Magisches Denken und imaginäre Freunde: Viele Kinder beginnen etwa im Alter von drei Jahren, an Märchenfiguren, Feen und böse Gestalten zu glauben, zwischen vier und sechs Jahren zeigt sich der Höhepunkt dieser Phase, die jedoch auch bis ins Erwachsenenalter andauern kann.  Kinder haben gleichzeitig eine realistische Vorstellung von der Welt und können zwischen der magischen und der sichtbaren Welt mühelos hin und her pendeln. In dieser Phase haben viele Kinder außerdem einen imaginären Freund, den sie als wirklich existierendes Wesen begreifen, sich mit ihm unterhalten, Rat suchen oder auch Konflikte austragen.

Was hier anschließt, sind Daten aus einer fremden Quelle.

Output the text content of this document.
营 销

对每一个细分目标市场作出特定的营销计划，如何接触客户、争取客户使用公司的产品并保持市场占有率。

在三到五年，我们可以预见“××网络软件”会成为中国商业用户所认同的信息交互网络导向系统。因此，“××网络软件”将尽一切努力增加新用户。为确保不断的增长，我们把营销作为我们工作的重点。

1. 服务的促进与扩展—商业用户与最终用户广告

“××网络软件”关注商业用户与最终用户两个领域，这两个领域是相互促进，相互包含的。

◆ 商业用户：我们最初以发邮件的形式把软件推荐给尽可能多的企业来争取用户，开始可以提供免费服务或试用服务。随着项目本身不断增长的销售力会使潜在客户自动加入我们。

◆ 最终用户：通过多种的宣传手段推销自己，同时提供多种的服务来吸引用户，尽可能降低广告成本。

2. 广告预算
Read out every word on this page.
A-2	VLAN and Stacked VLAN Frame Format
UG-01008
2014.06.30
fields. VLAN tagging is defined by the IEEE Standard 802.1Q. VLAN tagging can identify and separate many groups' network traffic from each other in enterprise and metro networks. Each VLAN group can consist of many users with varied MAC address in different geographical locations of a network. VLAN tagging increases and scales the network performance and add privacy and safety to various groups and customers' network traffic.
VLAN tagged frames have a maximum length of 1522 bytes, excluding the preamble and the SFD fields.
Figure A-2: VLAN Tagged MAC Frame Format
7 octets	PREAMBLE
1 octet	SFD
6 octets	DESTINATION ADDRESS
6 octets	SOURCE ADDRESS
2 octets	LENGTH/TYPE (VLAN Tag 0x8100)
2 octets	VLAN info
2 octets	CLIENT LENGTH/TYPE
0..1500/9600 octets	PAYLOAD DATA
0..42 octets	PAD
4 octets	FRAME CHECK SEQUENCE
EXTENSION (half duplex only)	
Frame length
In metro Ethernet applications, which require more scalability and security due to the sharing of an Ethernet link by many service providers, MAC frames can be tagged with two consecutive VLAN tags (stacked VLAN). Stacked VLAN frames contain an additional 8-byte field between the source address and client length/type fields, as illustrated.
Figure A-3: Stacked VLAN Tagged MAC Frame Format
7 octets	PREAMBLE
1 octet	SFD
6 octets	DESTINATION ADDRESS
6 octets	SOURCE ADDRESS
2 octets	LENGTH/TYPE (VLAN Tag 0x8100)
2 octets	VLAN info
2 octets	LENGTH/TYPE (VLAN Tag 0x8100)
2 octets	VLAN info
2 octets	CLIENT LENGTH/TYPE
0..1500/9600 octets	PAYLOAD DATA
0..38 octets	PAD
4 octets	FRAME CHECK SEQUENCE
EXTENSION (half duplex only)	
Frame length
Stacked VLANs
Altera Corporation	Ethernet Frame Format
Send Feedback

Etwa 30% der Kinder haben im Laufe ihrer Entwicklung einen unsichtbaren Freund. Sie entspringen der Fantasie des Kindes und sind Ausdruck der sich entwickelnden Selbst- und Fremdwahrnehmung. Auch Einsamkeit oder das Erleben von Verlust oder Zurückweisung können Gründe für einen imaginären Freund sein, der häufiger bei Einzelkindern oder Erstgeborenen auftaucht. Manchmal dient er dazu, Sicherheit und Geborgenheit zu vermitteln und Belastungen zu verarbeiten. Hat ein solcher Freund seinen Sinn erfüllt, verschwindet er von alleine wieder. Kinder mit einem imaginären Freund zeigen dabei keine negativen Auffälligkeiten. Sie zeigen sogar fortgeschrittenere Fähigkeiten in der Sprachentwicklung, in Bereichen der Kognition und ein unauffälliges Verhalten in der Beziehung zu anderen Kindern oder der Familie.[1]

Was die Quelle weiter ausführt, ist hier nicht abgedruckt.